Além disso, foram documentados dois casos de crianças menores de 16 anos a trabalhar nas explorações. Segundo testemunhas locais, é comum que crianças ajudem durante as férias escolares de inverno, com algumas abandonando a escola a partir dos 12 anos para trabalhar em tempo integral.
Empresas vão investigar suspeitas
Starbucks e Nestlé afirmaram adotar medidas rigorosas para prevenir irregularidades, mas comprometeram-se a investigar as alegações.
Marc Birtel, diretor de comunicações internacionais da Starbucks, afirmou ao Washington Post que os acordos com os fornecedores exigem o registo detalhado da produção e das compras, e que a empresa realiza auditorias regulares com verificadores externos. “Estamos empenhados em investigar completamente estas alegações assim que tivermos acesso a todos os detalhes”, disse Birtel num comunicado.
Por sua vez, Claudia Afonso, porta-voz da Nestlé, garantiu que a empresa impõe requisitos de conformidade com as leis locais e normas de abastecimento responsável, monitorizados através de visitas não anunciadas e auditorias de terceiros. “Levamos estas alegações muito a sério e já contactámos os nossos fornecedores para investigar cuidadosamente e, se necessário, tomar medidas corretivas”, declarou.
Esta não é a primeira vez que Starbucks e Nestlé enfrentam acusações de falhar em cumprir os seus próprios padrões éticos.

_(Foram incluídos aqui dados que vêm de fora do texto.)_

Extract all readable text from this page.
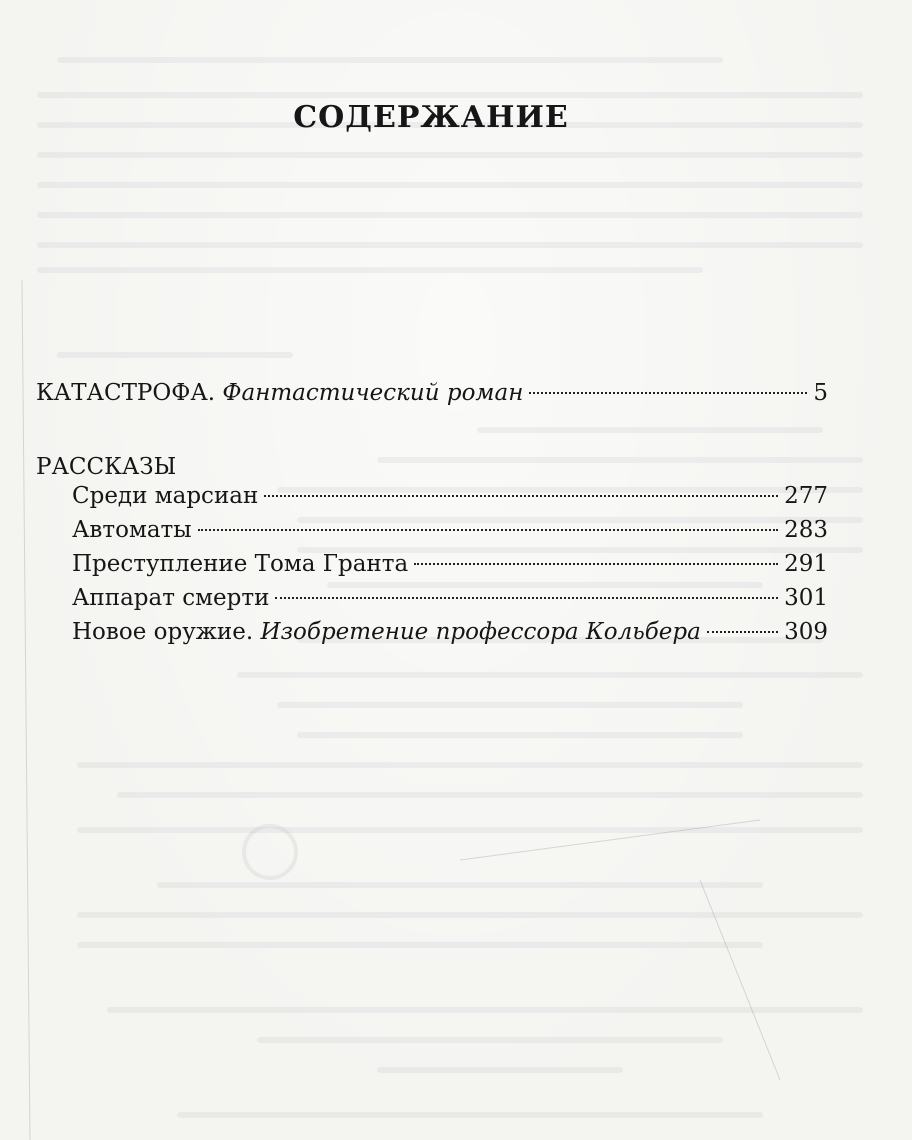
СОДЕРЖАНИЕ
КАТАСТРОФА. Фантастический роман	5
РАССКАЗЫ
Среди марсиан	277
Автоматы	283
Преступление Тома Гранта	291
Аппарат смерти	301
Новое оружие. Изобретение профессора Кольбера	309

A Starbucks já foi criticada por práticas em cadeias de fornecimento no Brasil e no Quénia, enquanto a Nestlé foi investigada por alegações semelhantes no Brasil e em plantações de cacau na Costa do Marfim.
Li Qiang, fundador e diretor executivo da China Labor Watch, explicou que a prática de empregar trabalhadores informais sem documentação rastreável é comum no mercado laboral chinês, dificultando a monitorização por consumidores e obscurecendo responsabilidades nas cadeias de fornecimento.
As denúncias surgem num momento em que a cultura do café na China continua a expandir-se. A Nestlé foi pioneira na introdução de práticas de cultivo profissional em Yunnan na década de 1980, em parceria com o Programa de Desenvolvimento das Nações Unidas. Já a Starbucks chegou à China em 1999, contribuindo para popularizar o café entre a classe média emergente e investir em explorações agrícolas locais desde 2010.
As autoridades chinesas têm incentivado o cultivo de café como uma forma de atrair investimento internacional e criar prosperidade em aldeias rurais. Em Pu’er, o número de agricultores de café cresceu 250% na última década, com mais de um milhão de produtores em Yunnan a gerir 87 mil hectares de plantações em 2021.